Osobom z pewną choćby dozą krytycyzmu patrzącym na postępy tej władzy w umacnianiu demokracji i zwalczaniu wrogów ludu, z reguły rola mediów głównego nurtu jawi się jako reaktywno-wykonawcza. Dobrym przykładem była sprawa byłego szefa Orlenu. Oto służby podległe premierowi wygrzebują nagromadzone po poprzednikach nagrania. Wyciągają bez składu z tego trochę urywków. Tu jakieś przekleństwo, tu o kimś coś nieładnie, i wrzucają „dziennikarzowi” temu co zawsze. Ten składa z tego jakieś chaotyczne story, którego kawałkami od rana zachwycają się telewizje. W południe występuję premier i mówi o aferze stulecia, tysiąclecia, że nie popuści. Potem funkcjonariusze medialni urządzają dziką orgię poparcia dla słusznego gniewu wściekłego Tuska i nienawiści do jego wrogów. Jeśli uda się doprowadzić do autentycznego aresztowania to orgia jest jeszcze większa. Szczytowym przykładem jest radość w stylu nieocenionego w takich sprawach Wielińskiego zachwycającego się, że w brytyjskim więzieniu, gdzie w areszcie przebywa były szef Rządowej Agencji Rezerw Materiałowych, siedzą także gwałciciele i mordercy.

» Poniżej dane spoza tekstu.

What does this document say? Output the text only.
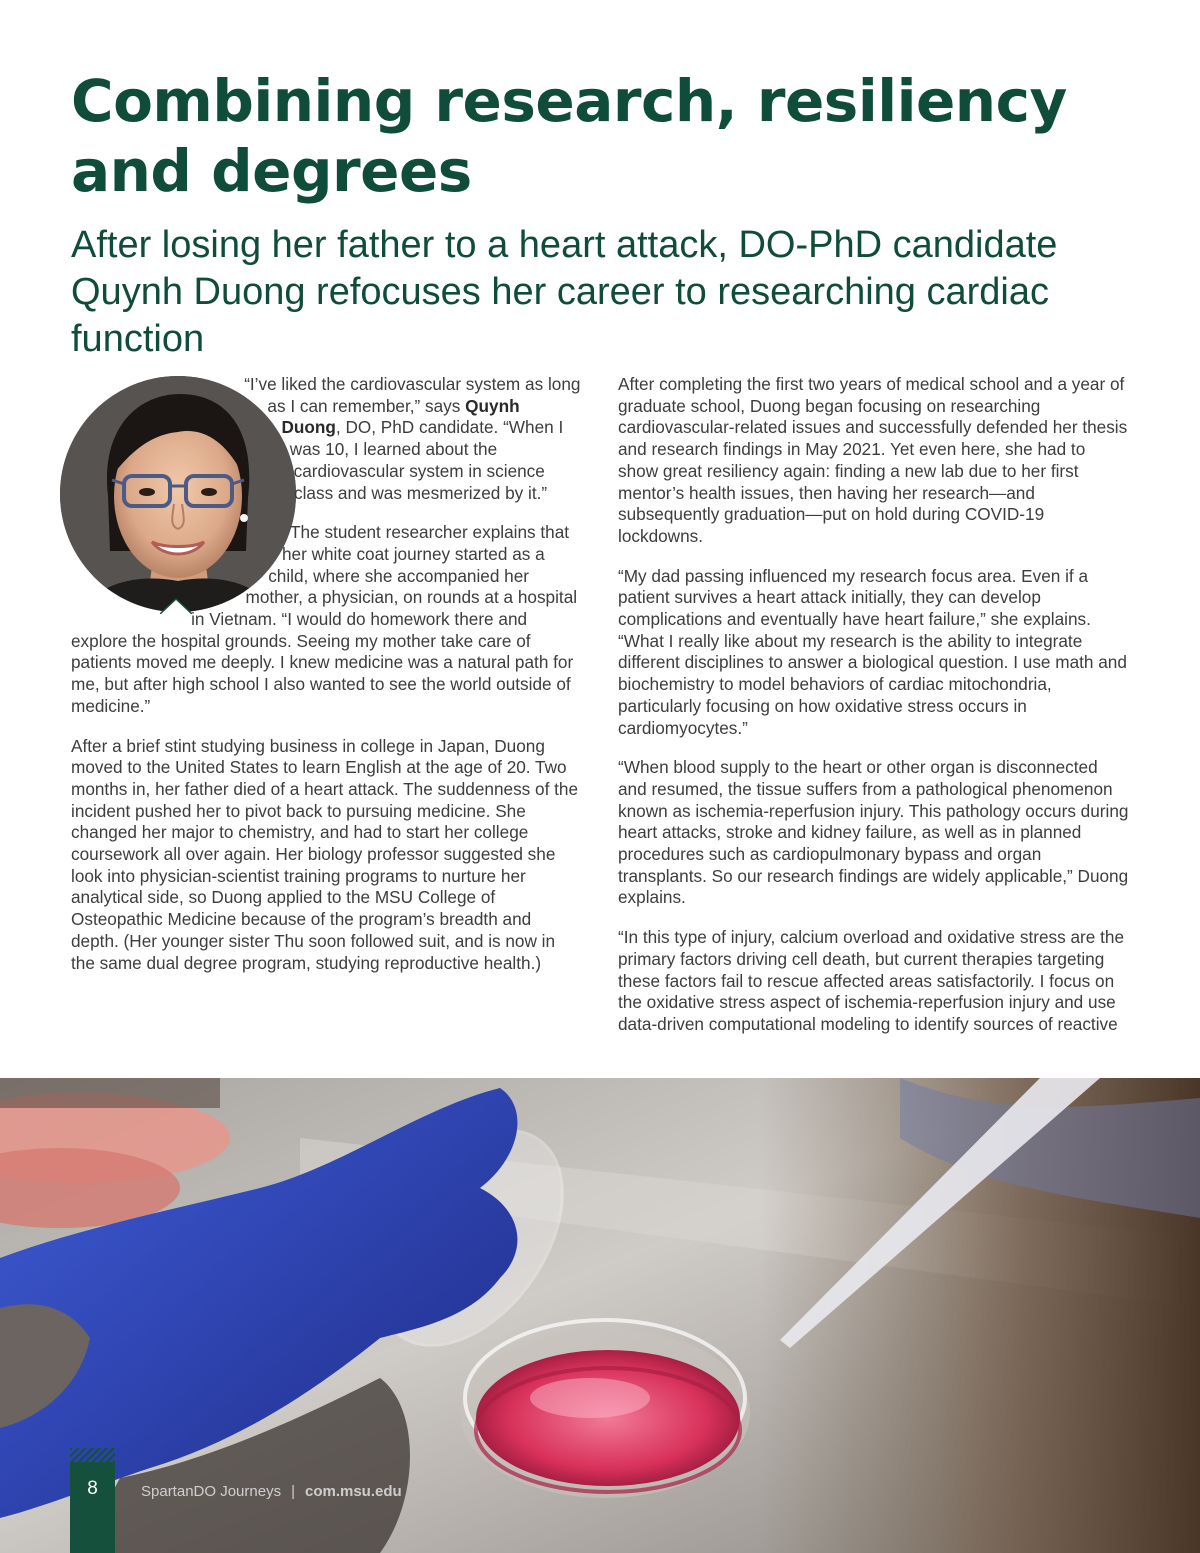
Combining research, resiliency and degrees
After losing her father to a heart attack, DO-PhD candidate Quynh Duong refocuses her career to researching cardiac function

“I’ve liked the cardiovascular system as long as I can remember,” says Quynh Duong, DO, PhD candidate. “When I was 10, I learned about the cardiovascular system in science class and was mesmerized by it.”

The student researcher explains that her white coat journey started as a child, where she accompanied her mother, a physician, on rounds at a hospital in Vietnam. “I would do homework there and explore the hospital grounds. Seeing my mother take care of patients moved me deeply. I knew medicine was a natural path for me, but after high school I also wanted to see the world outside of medicine.”

After a brief stint studying business in college in Japan, Duong moved to the United States to learn English at the age of 20. Two months in, her father died of a heart attack. The suddenness of the incident pushed her to pivot back to pursuing medicine. She changed her major to chemistry, and had to start her college coursework all over again. Her biology professor suggested she look into physician-scientist training programs to nurture her analytical side, so Duong applied to the MSU College of Osteopathic Medicine because of the program’s breadth and depth. (Her younger sister Thu soon followed suit, and is now in the same dual degree program, studying reproductive health.)

After completing the first two years of medical school and a year of graduate school, Duong began focusing on researching cardiovascular-related issues and successfully defended her thesis and research findings in May 2021. Yet even here, she had to show great resiliency again: finding a new lab due to her first mentor’s health issues, then having her research—and subsequently graduation—put on hold during COVID-19 lockdowns.

“My dad passing influenced my research focus area. Even if a patient survives a heart attack initially, they can develop complications and eventually have heart failure,” she explains. “What I really like about my research is the ability to integrate different disciplines to answer a biological question. I use math and biochemistry to model behaviors of cardiac mitochondria, particularly focusing on how oxidative stress occurs in cardiomyocytes.”

“When blood supply to the heart or other organ is disconnected and resumed, the tissue suffers from a pathological phenomenon known as ischemia-reperfusion injury. This pathology occurs during heart attacks, stroke and kidney failure, as well as in planned procedures such as cardiopulmonary bypass and organ transplants. So our research findings are widely applicable,” Duong explains.

“In this type of injury, calcium overload and oxidative stress are the primary factors driving cell death, but current therapies targeting these factors fail to rescue affected areas satisfactorily. I focus on the oxidative stress aspect of ischemia-reperfusion injury and use data-driven computational modeling to identify sources of reactive

8	SpartanDO Journeys | com.msu.edu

Zresztą funkcjonariusze spełniają też czasem doniosłą rolę na innych niż bezpośrednio medialny frontach. Weźmy chociażby najazd służb Tuska na pałac prezydencki na początku roku, czyli słynne zatrzymanie Wąsika i Kamińskiego. Kolumna głowy państwa została w tym czasie zablokowana przez zupełnie przypadkowo zepsuty autobus miejski. O tym, że autobus miejski zupełnie przypadkowo się zepsuł, zaświadczył pracownik tej co zawsze telewizji, który zupełnie przypadkowo się w tym autobusie zajmował.

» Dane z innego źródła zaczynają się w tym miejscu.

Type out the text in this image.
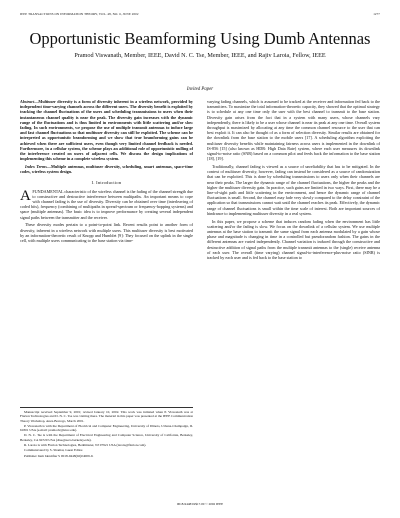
IEEE TRANSACTIONS ON INFORMATION THEORY, VOL. 48, NO. 6, JUNE 2002	1277
Opportunistic Beamforming Using Dumb Antennas
Pramod Viswanath, Member, IEEE, David N. C. Tse, Member, IEEE, and Rajiv Laroia, Fellow, IEEE
Invited Paper

Abstract—Multiuser diversity is a form of diversity inherent in a wireless network, provided by independent time-varying channels across the different users. The diversity benefit is exploited by tracking the channel fluctuations of the users and scheduling transmissions to users when their instantaneous channel quality is near the peak. The diversity gain increases with the dynamic range of the fluctuations and is thus limited in environments with little scattering and/or slow fading. In such environments, we propose the use of multiple transmit antennas to induce large and fast channel fluctuations so that multiuser diversity can still be exploited. The scheme can be interpreted as opportunistic beamforming and we show that true beamforming gains can be achieved when there are sufficient users, even though very limited channel feedback is needed. Furthermore, in a cellular system, the scheme plays an additional role of opportunistic nulling of the interference created on users of adjacent cells. We discuss the design implications of implementing this scheme in a complete wireless system.

Index Terms—Multiple antennas, multiuser diversity, scheduling, smart antennas, space-time codes, wireless system design.

I. Introduction

AFUNDAMENTAL characteristic of the wireless channel is the fading of the channel strength due to constructive and destructive interference between multipaths. An important means to cope with channel fading is the use of diversity. Diversity can be obtained over time (interleaving of coded bits), frequency (combining of multipaths in spread-spectrum or frequency-hopping systems) and space (multiple antennas). The basic idea is to improve performance by creating several independent signal paths between the transmitter and the receiver.

These diversity modes pertain to a point-to-point link. Recent results point to another form of diversity, inherent in a wireless network with multiple users. This multiuser diversity is best motivated by an information-theoretic result of Knopp and Humblet [9]: They focused on the uplink in the single cell, with multiple users communicating to the base station via time-

Manuscript received September 9, 2001; revised January 10, 2002. This work was initiated when P. Viswanath was at Flarion Technologies and D. N. C. Tse was visiting there. The material in this paper was presented at the IEEE Communication Theory Workshop, Anza-Borrego, March 2001.

P. Viswanath is with the Department of Electrical and Computer Engineering, University of Illinois, Urbana-Champaign, IL 61801 USA (e-mail: pramodv@uiuc.edu).

D. N. C. Tse is with the Department of Electrical Engineering and Computer Science, University of California, Berkeley, Berkeley, CA 94720 USA (dtse@eecs.berkeley.edu).

R. Laroia is with Flarion Technologies, Bedminster, NJ 07921 USA (laroia@flarion.com).

Communicated by S. Shamai, Guest Editor.

Publisher Item Identifier S 0018-9448(02)04009-9.

varying fading channels, which is assumed to be tracked at the receiver and information fed back to the transmitters. To maximize the total information-theoretic capacity, they showed that the optimal strategy is to schedule at any one time only the user with the best channel to transmit to the base station. Diversity gain arises from the fact that in a system with many users, whose channels vary independently, there is likely to be a user whose channel is near its peak at any one time. Overall system throughput is maximized by allocating at any time the common channel resource to the user that can best exploit it. It can also be thought of as a form of selection diversity. Similar results are obtained for the downlink from the base station to the mobile users [17]. A scheduling algorithm exploiting the multiuser diversity benefits while maintaining fairness across users is implemented in the downlink of IS-856 [15] (also known as HDR: High Data Rate) system, where each user measures its downlink signal-to-noise ratio (SNR) based on a common pilot and feeds back the information to the base station [18], [19].

Traditionally, channel fading is viewed as a source of unreliability that has to be mitigated. In the context of multiuser diversity, however, fading can instead be considered as a source of randomization that can be exploited. This is done by scheduling transmissions to users only when their channels are near their peaks. The larger the dynamic range of the channel fluctuations, the higher the peaks and the higher the multiuser diversity gain. In practice, such gains are limited in two ways. First, there may be a line-of-sight path and little scattering in the environment, and hence the dynamic range of channel fluctuations is small. Second, the channel may fade very slowly compared to the delay constraint of the application so that transmissions cannot wait until the channel reaches its peak. Effectively, the dynamic range of channel fluctuations is small within the time scale of interest. Both are important sources of hindrance to implementing multiuser diversity in a real system.

In this paper, we propose a scheme that induces random fading when the environment has little scattering and/or the fading is slow. We focus on the downlink of a cellular system. We use multiple antennas at the base station to transmit the same signal from each antenna modulated by a gain whose phase and magnitude is changing in time in a controlled but pseudorandom fashion. The gains in the different antennas are varied independently. Channel variation is induced through the constructive and destructive addition of signal paths from the multiple transmit antennas to the (single) receive antenna of each user. The overall (time varying) channel signal-to-interference-plus-noise ratio (SINR) is tracked by each user and is fed back to the base station to

0018-9448/02$17.00 © 2002 IEEE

Mam jednak wrażenie, że oprócz tych jakże ważnych społecznie ról wspierania władzy, szczucia w jej imieniu i krycia jej, gdy trzeba, nasze „wolne media” spełniają jeszcze jedną nieocenioną rolę. To one popychają ją do naruszeń, szczególnie w obszarze podpuszczania do coraz ostrzejszej przemocy wobec przeciwników. Drwiny z księdza Olszewskiego, kłamstwa o tym, że „ukradł sto baniek”, a także nieustanne oburzenie, że niedostatecznie wiele osób jeszcze wsadzono, że nadmiernie demokracja walcząca przejmuje się jeszcze resztami jakichkolwiek przepisów, immunitetami, procedurami, domniemaniami niewinności. Prorządowe publikatory i ich funkcjonariusze spełniają rolę najbrutalniejszych kibiców żądających od władzy coraz to brutalniejszych ruchów, także w stosunku do innych mediów, celuje w tym oczywiście Czerska, a władza zaspakaja ich marzenia.

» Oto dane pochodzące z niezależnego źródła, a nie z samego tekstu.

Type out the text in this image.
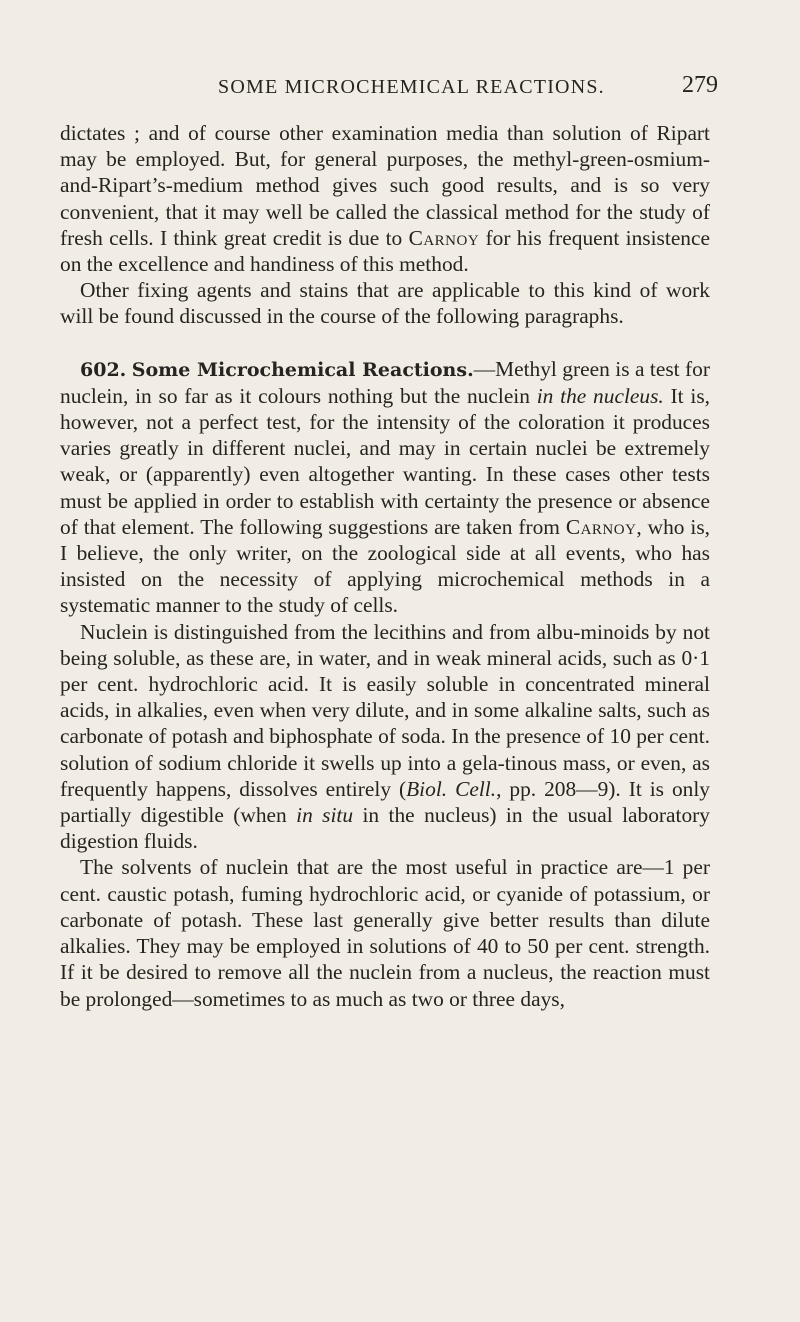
SOME MICROCHEMICAL REACTIONS.	279

dictates ; and of course other examination media than solution of Ripart may be employed. But, for general purposes, the methyl-green-osmium-and-Ripart’s-medium method gives such good results, and is so very convenient, that it may well be called the classical method for the study of fresh cells. I think great credit is due to Carnoy for his frequent insistence on the excellence and handiness of this method.

Other fixing agents and stains that are applicable to this kind of work will be found discussed in the course of the following paragraphs.

602. Some Microchemical Reactions.—Methyl green is a test for nuclein, in so far as it colours nothing but the nuclein in the nucleus. It is, however, not a perfect test, for the intensity of the coloration it produces varies greatly in different nuclei, and may in certain nuclei be extremely weak, or (apparently) even altogether wanting. In these cases other tests must be applied in order to establish with certainty the presence or absence of that element. The following suggestions are taken from Carnoy, who is, I believe, the only writer, on the zoological side at all events, who has insisted on the necessity of applying microchemical methods in a systematic manner to the study of cells.

Nuclein is distinguished from the lecithins and from albu-minoids by not being soluble, as these are, in water, and in weak mineral acids, such as 0·1 per cent. hydrochloric acid. It is easily soluble in concentrated mineral acids, in alkalies, even when very dilute, and in some alkaline salts, such as carbonate of potash and biphosphate of soda. In the presence of 10 per cent. solution of sodium chloride it swells up into a gela-tinous mass, or even, as frequently happens, dissolves entirely (Biol. Cell., pp. 208—9). It is only partially digestible (when in situ in the nucleus) in the usual laboratory digestion fluids.

The solvents of nuclein that are the most useful in practice are—1 per cent. caustic potash, fuming hydrochloric acid, or cyanide of potassium, or carbonate of potash. These last generally give better results than dilute alkalies. They may be employed in solutions of 40 to 50 per cent. strength. If it be desired to remove all the nuclein from a nucleus, the reaction must be prolonged—sometimes to as much as two or three days,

Zastanawiałem się, czy było tak jeszcze niedawno. Jednak nie. TVP Jacka Kurskiego jechała po Tusku, kpiono z KOD i atakowano Czerską, niemieckie media, TVN. Ale już choćby kwestie repolonizacji czy opodatkowania TVN budziły dyskusje i wątpliwości. W czasie rządów PiS doszło do kilku aresztowań polityków czy menadżerów związanych z PO. Czy zatrzymaniu Jacka Krawca, byłego szefa Orlenu, towarzyszyła medialna orgia? Nawet słynne omdlenie mecenasa Giertycha budziło powszechne politowanie, ale nie przypominam sobie aż takiego wzmożenia. PiS miał swoje narracje i swoich narratorów, nierzadko nadgorliwych, niektórych także godnych miana funkcjonariuszy, ale nie przypominam sobie, żeby któryś z nich otwarcie życzył komuś z opozycji gwałtu w więzieniu albo w urbanowskim stylu kpił z ewidentnie umęczonego więźnia.

Skąd ta różnica? Mam swoją własną teorię, że dziennikarze z Czerskiej i Wiertniczej jako dzieci raczej nie chodzili na religię i do kościoła. A nawet jak ktoś już dawno zapomniał o tym, co tam mówiono, co dotyczy większości dziennikarzy tak zwanej prawicy, to kilka zasad czasem gdzieś w tyle czachy każdemu zostaje. Miedzy innymi to, że pasienie się sadystyczną nienawiścią do innych, kiedy mają problemy, w dłuższej perspektywie nie popłaca.  A może i wytłumaczenie jest inne. Takie, że zbiorowa agresja i nienawiść to przede wszystkim domena tchórzy i ludzi słabych. Więc i o nich trzeba czasem może pomyśleć z litością, by nie być jak oni? Nie jest to łatwe uczciwie mówiąc. Jest to nawet, szczególnie dziś, cholernie trudne.